Die Bestimmungen über die Verwertung und Entsorgung tierischer Nebenprodukte haben die Ziele:
- sicherzustellen, dass tierische Nebenprodukte die Gesundheit von Menschen und Tieren sowie die Umwelt nicht gefährden;
- zu ermöglichen, dass tierische Nebenprodukte soweit als möglich verwertet werden;
- zu veranlassen, dass die Infrastruktur für die Entsorgung von tierischen Nebenprodukten bereitgestellt wird.
Drei Risikokategorien
Tierische Nebenprodukte werden in Risikokategorien eingeteilt. Bei der Verwertung müssen Prozessparameter eingehalten werden. Der Verwendungszweck der entstandenen Produkte ist definiert.

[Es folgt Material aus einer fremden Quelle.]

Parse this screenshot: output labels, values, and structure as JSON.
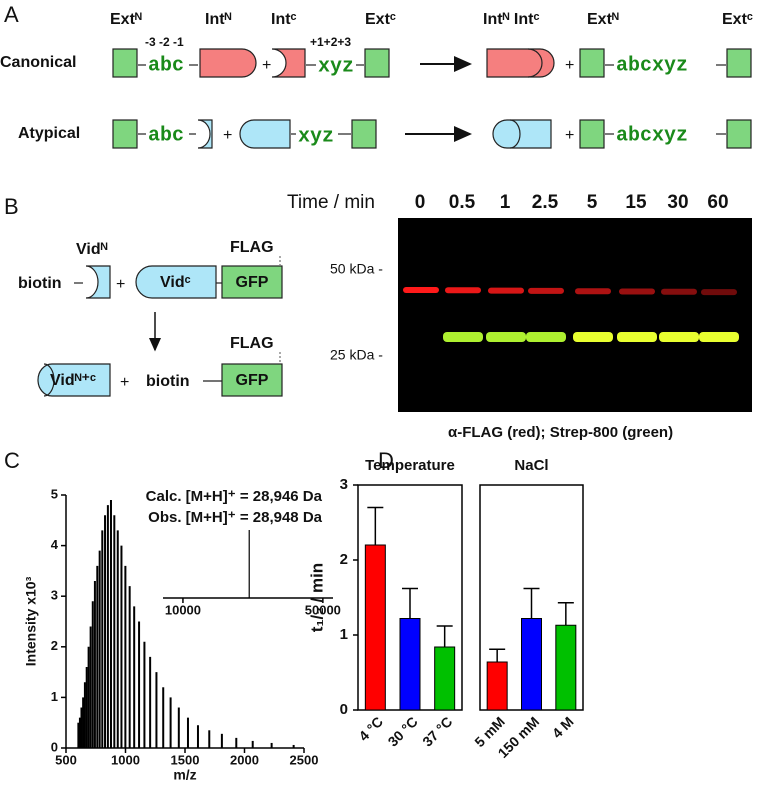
{
  "panel_a": {
    "letter": "A",
    "rows": [
      "Canonical",
      "Atypical"
    ],
    "ext_n": "Extᴺ",
    "int_n": "Intᴺ",
    "int_c": "Intᶜ",
    "ext_c": "Extᶜ",
    "product_int": "Intᴺ Intᶜ",
    "positions_n": "-3 -2 -1",
    "positions_c": "+1+2+3",
    "seq_n": "abc",
    "seq_c": "xyz",
    "seq_product": "abcxyz"
  },
  "panel_b": {
    "letter": "B",
    "vid_n": "Vidᴺ",
    "vid_c": "Vidᶜ",
    "vid_nc": "Vidᴺ⁺ᶜ",
    "flag": "FLAG",
    "biotin": "biotin",
    "gfp": "GFP",
    "time_label": "Time / min",
    "times": [
      "0",
      "0.5",
      "1",
      "2.5",
      "5",
      "15",
      "30",
      "60"
    ],
    "marker_50": "50 kDa -",
    "marker_25": "25 kDa -",
    "caption": "α-FLAG (red); Strep-800 (green)"
  },
  "panel_c": {
    "letter": "C"
  },
  "panel_d": {
    "letter": "D"
  },
  "chart_data": [
    {
      "type": "stem",
      "x_label": "m/z",
      "y_label": "Intensity x10³",
      "annotations": [
        "Calc. [M+H]⁺ = 28,946 Da",
        "Obs. [M+H]⁺ = 28,948 Da"
      ],
      "x": [
        604,
        617,
        630,
        644,
        659,
        674,
        690,
        707,
        725,
        743,
        763,
        783,
        805,
        828,
        852,
        878,
        906,
        935,
        966,
        999,
        1035,
        1073,
        1114,
        1159,
        1207,
        1260,
        1317,
        1379,
        1448,
        1525,
        1609,
        1704,
        1810,
        1931,
        2069,
        2228,
        2413
      ],
      "values": [
        0.5,
        0.6,
        0.8,
        1.0,
        1.3,
        1.6,
        2.0,
        2.4,
        2.9,
        3.3,
        3.6,
        3.9,
        4.3,
        4.6,
        4.8,
        4.9,
        4.6,
        4.3,
        4.0,
        3.6,
        3.2,
        2.8,
        2.5,
        2.1,
        1.8,
        1.5,
        1.2,
        1.0,
        0.8,
        0.6,
        0.45,
        0.35,
        0.28,
        0.2,
        0.14,
        0.1,
        0.06
      ],
      "color": "#000000",
      "xlim": [
        500,
        2500
      ],
      "xticks": [
        500,
        1000,
        1500,
        2000,
        2500
      ],
      "ylim": [
        0,
        5
      ],
      "yticks": [
        0,
        1,
        2,
        3,
        4,
        5
      ]
    },
    {
      "type": "stem",
      "x": [
        28948
      ],
      "values": [
        100
      ],
      "color": "#000000",
      "xlim": [
        4300,
        52900
      ],
      "xticks": [
        10000,
        50000
      ],
      "ylim": [
        0,
        100
      ]
    },
    {
      "type": "bar",
      "title": "Temperature",
      "y_label": "t₁/₂ / min",
      "categories": [
        "4 °C",
        "30 °C",
        "37 °C"
      ],
      "values": [
        2.2,
        1.22,
        0.84
      ],
      "errors": [
        0.5,
        0.4,
        0.28
      ],
      "colors": [
        "#ff0000",
        "#0000ff",
        "#00c000"
      ],
      "ylim": [
        0,
        3
      ],
      "yticks": [
        0,
        1,
        2,
        3
      ]
    },
    {
      "type": "bar",
      "title": "NaCl",
      "categories": [
        "5 mM",
        "150 mM",
        "4 M"
      ],
      "values": [
        0.64,
        1.22,
        1.13
      ],
      "errors": [
        0.17,
        0.4,
        0.3
      ],
      "colors": [
        "#ff0000",
        "#0000ff",
        "#00c000"
      ],
      "ylim": [
        0,
        3
      ]
    }
  ]
}
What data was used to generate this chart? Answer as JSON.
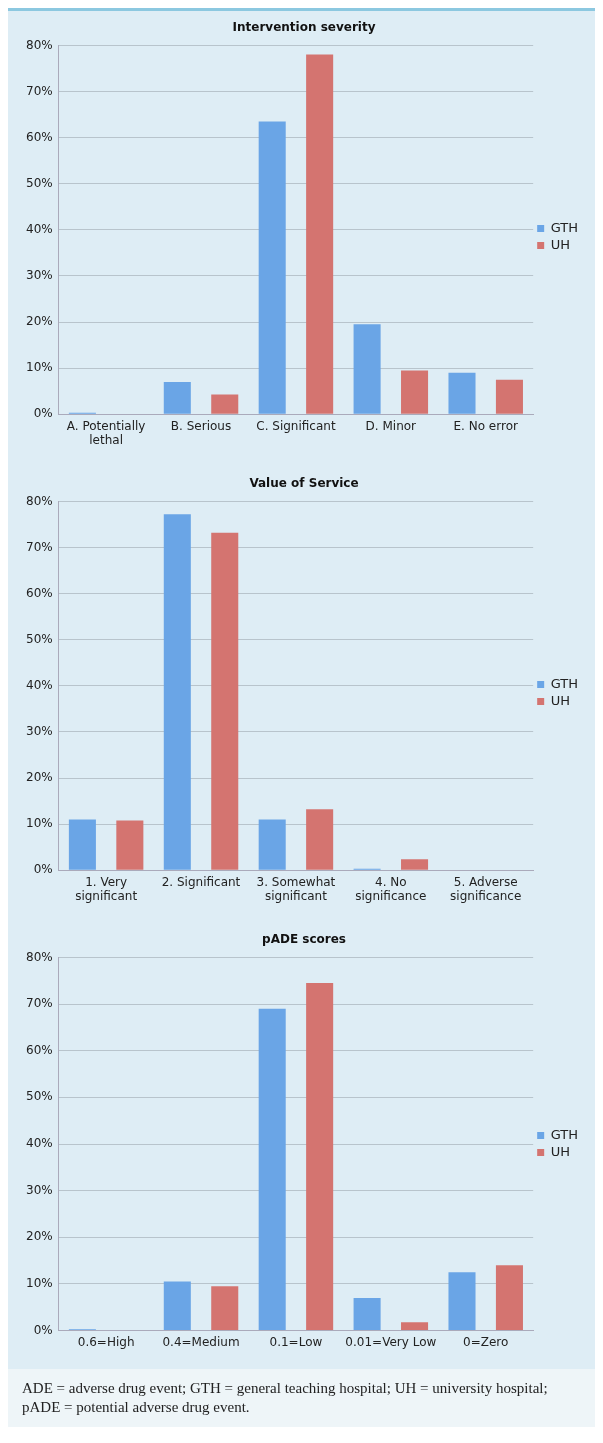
{
  "chart_data": [
    {
      "type": "bar",
      "title": "Intervention severity",
      "categories": [
        "A. Potentially lethal",
        "B. Serious",
        "C. Significant",
        "D. Minor",
        "E. No error"
      ],
      "series": [
        {
          "name": "GTH",
          "color": "#6aa5e6",
          "values": [
            0.3,
            7,
            63.5,
            19.5,
            9
          ]
        },
        {
          "name": "UH",
          "color": "#d47470",
          "values": [
            0,
            4.3,
            78,
            9.5,
            7.5
          ]
        }
      ],
      "ylim": [
        0,
        80
      ],
      "yticks": [
        {
          "value": 0,
          "label": "0%"
        },
        {
          "value": 10,
          "label": "10%"
        },
        {
          "value": 20,
          "label": "20%"
        },
        {
          "value": 30,
          "label": "30%"
        },
        {
          "value": 40,
          "label": "40%"
        },
        {
          "value": 50,
          "label": "50%"
        },
        {
          "value": 60,
          "label": "60%"
        },
        {
          "value": 70,
          "label": "70%"
        },
        {
          "value": 80,
          "label": "80%"
        }
      ],
      "grid": "y",
      "legend": "right"
    },
    {
      "type": "bar",
      "title": "Value of Service",
      "categories": [
        "1. Very significant",
        "2. Significant",
        "3. Somewhat significant",
        "4. No significance",
        "5. Adverse significance"
      ],
      "series": [
        {
          "name": "GTH",
          "color": "#6aa5e6",
          "values": [
            11,
            77.2,
            11,
            0.3,
            0
          ]
        },
        {
          "name": "UH",
          "color": "#d47470",
          "values": [
            10.8,
            73.2,
            13.2,
            2.4,
            0
          ]
        }
      ],
      "ylim": [
        0,
        80
      ],
      "yticks": [
        {
          "value": 0,
          "label": "0%"
        },
        {
          "value": 10,
          "label": "10%"
        },
        {
          "value": 20,
          "label": "20%"
        },
        {
          "value": 30,
          "label": "30%"
        },
        {
          "value": 40,
          "label": "40%"
        },
        {
          "value": 50,
          "label": "50%"
        },
        {
          "value": 60,
          "label": "60%"
        },
        {
          "value": 70,
          "label": "70%"
        },
        {
          "value": 80,
          "label": "80%"
        }
      ],
      "grid": "y",
      "legend": "right"
    },
    {
      "type": "bar",
      "title": "pADE scores",
      "categories": [
        "0.6=High",
        "0.4=Medium",
        "0.1=Low",
        "0.01=Very Low",
        "0=Zero"
      ],
      "series": [
        {
          "name": "GTH",
          "color": "#6aa5e6",
          "values": [
            0.3,
            10.5,
            69,
            7,
            12.5
          ]
        },
        {
          "name": "UH",
          "color": "#d47470",
          "values": [
            0,
            9.5,
            74.5,
            1.8,
            14
          ]
        }
      ],
      "ylim": [
        0,
        80
      ],
      "yticks": [
        {
          "value": 0,
          "label": "0%"
        },
        {
          "value": 10,
          "label": "10%"
        },
        {
          "value": 20,
          "label": "20%"
        },
        {
          "value": 30,
          "label": "30%"
        },
        {
          "value": 40,
          "label": "40%"
        },
        {
          "value": 50,
          "label": "50%"
        },
        {
          "value": 60,
          "label": "60%"
        },
        {
          "value": 70,
          "label": "70%"
        },
        {
          "value": 80,
          "label": "80%"
        }
      ],
      "grid": "y",
      "legend": "right",
      "annotations": [
        "ADE = adverse drug event; GTH = general teaching hospital; UH = university hospital; pADE = potential adverse drug event."
      ]
    }
  ]
}
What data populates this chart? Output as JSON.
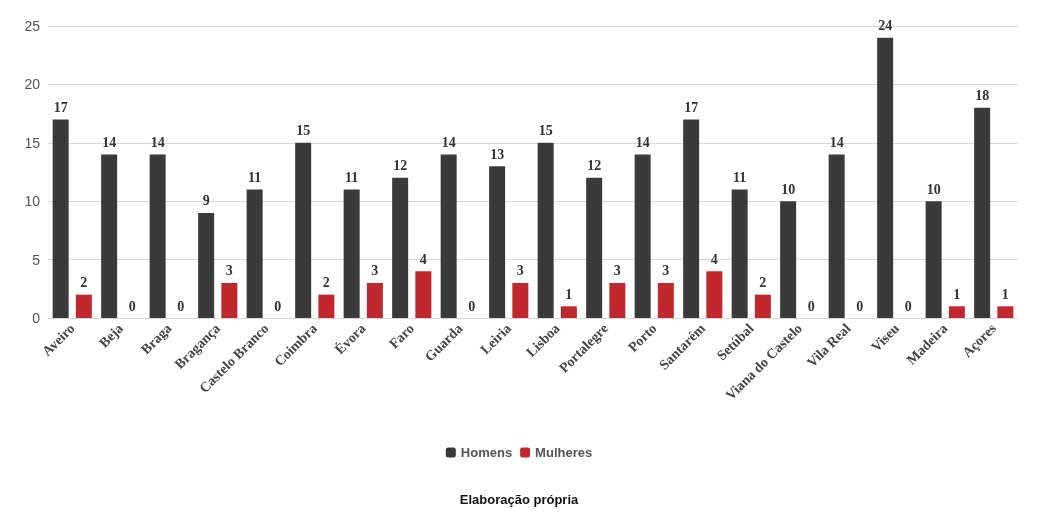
{
  "chart_data": {
    "type": "bar",
    "categories": [
      "Aveiro",
      "Beja",
      "Braga",
      "Bragança",
      "Castelo Branco",
      "Coimbra",
      "Évora",
      "Faro",
      "Guarda",
      "Leiria",
      "Lisboa",
      "Portalegre",
      "Porto",
      "Santarém",
      "Setúbal",
      "Viana do Castelo",
      "Vila Real",
      "Viseu",
      "Madeira",
      "Açores"
    ],
    "series": [
      {
        "name": "Homens",
        "color": "#3a3a3a",
        "values": [
          17,
          14,
          14,
          9,
          11,
          15,
          11,
          12,
          14,
          13,
          15,
          12,
          14,
          17,
          11,
          10,
          14,
          24,
          10,
          18
        ]
      },
      {
        "name": "Mulheres",
        "color": "#c0282d",
        "values": [
          2,
          0,
          0,
          3,
          0,
          2,
          3,
          4,
          0,
          3,
          1,
          3,
          3,
          4,
          2,
          0,
          0,
          0,
          1,
          1
        ]
      }
    ],
    "ylim": [
      0,
      25
    ],
    "yticks": [
      0,
      5,
      10,
      15,
      20,
      25
    ],
    "grid": "y",
    "legend": "bottom",
    "data_labels": true,
    "annotations": [
      "Elaboração própria"
    ]
  }
}
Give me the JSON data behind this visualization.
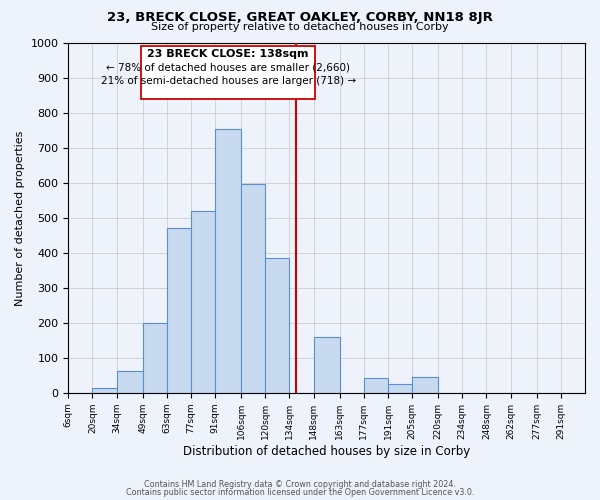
{
  "title": "23, BRECK CLOSE, GREAT OAKLEY, CORBY, NN18 8JR",
  "subtitle": "Size of property relative to detached houses in Corby",
  "xlabel": "Distribution of detached houses by size in Corby",
  "ylabel": "Number of detached properties",
  "bin_labels": [
    "6sqm",
    "20sqm",
    "34sqm",
    "49sqm",
    "63sqm",
    "77sqm",
    "91sqm",
    "106sqm",
    "120sqm",
    "134sqm",
    "148sqm",
    "163sqm",
    "177sqm",
    "191sqm",
    "205sqm",
    "220sqm",
    "234sqm",
    "248sqm",
    "262sqm",
    "277sqm",
    "291sqm"
  ],
  "bin_edges": [
    6,
    20,
    34,
    49,
    63,
    77,
    91,
    106,
    120,
    134,
    148,
    163,
    177,
    191,
    205,
    220,
    234,
    248,
    262,
    277,
    291,
    305
  ],
  "bar_heights": [
    0,
    15,
    62,
    200,
    470,
    520,
    755,
    598,
    385,
    0,
    160,
    0,
    42,
    25,
    45,
    0,
    0,
    0,
    0,
    0,
    0
  ],
  "bar_color": "#c8daf0",
  "bar_edgecolor": "#5b8fcc",
  "property_size": 138,
  "vline_color": "#cc0000",
  "annotation_title": "23 BRECK CLOSE: 138sqm",
  "annotation_line1": "← 78% of detached houses are smaller (2,660)",
  "annotation_line2": "21% of semi-detached houses are larger (718) →",
  "box_edgecolor": "#cc0000",
  "ylim": [
    0,
    1000
  ],
  "yticks": [
    0,
    100,
    200,
    300,
    400,
    500,
    600,
    700,
    800,
    900,
    1000
  ],
  "grid_color": "#cccccc",
  "footnote1": "Contains HM Land Registry data © Crown copyright and database right 2024.",
  "footnote2": "Contains public sector information licensed under the Open Government Licence v3.0.",
  "background_color": "#edf2fb",
  "plot_background": "#edf2fb"
}
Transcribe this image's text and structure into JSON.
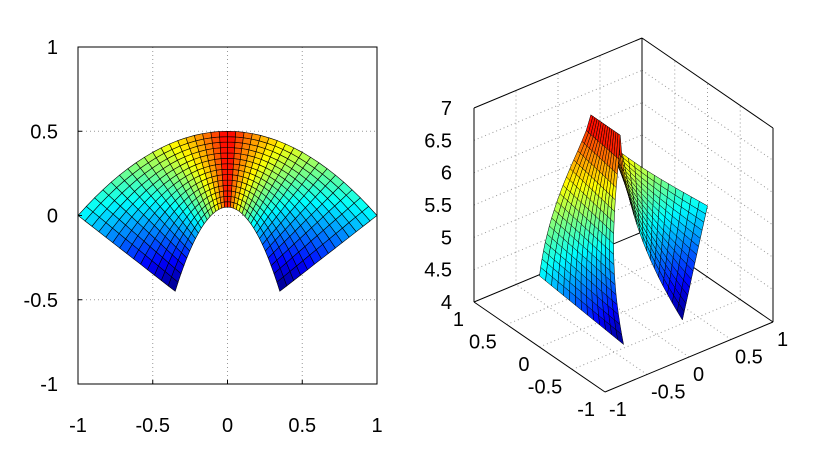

- In der höchsten Risikokategorie (Kategorie 1) befinden sich Nebenprodukte, die verbrannt werden müssen. Dazu gehören Tierkörper und Schlachttierkörper, die für die TSE-Problematik von Bedeutung sind.
- In der mittleren Risikokategorie (Kategorie 2) sind Nebenprodukte, die technischen Zwecken zugeführt werden dürfen. Rohmaterialien sind vor allem Stoffwechselprodukte sowie Schlachttierkörper, die bei der Fleischkontrolle als gesundheitsschädlich befunden werden.
- Bei Material der Kategorie 3 handelt es sich vor allem um Schlachtabfälle, die aus kommerziellen Gründen nicht als Lebensmittel geeignet sind. Die Verwertungsmöglichkeiten sind im Bereich Heimtierfutter und Kauspielzeuge sowie in der Nutzung zu technischen Zwecken.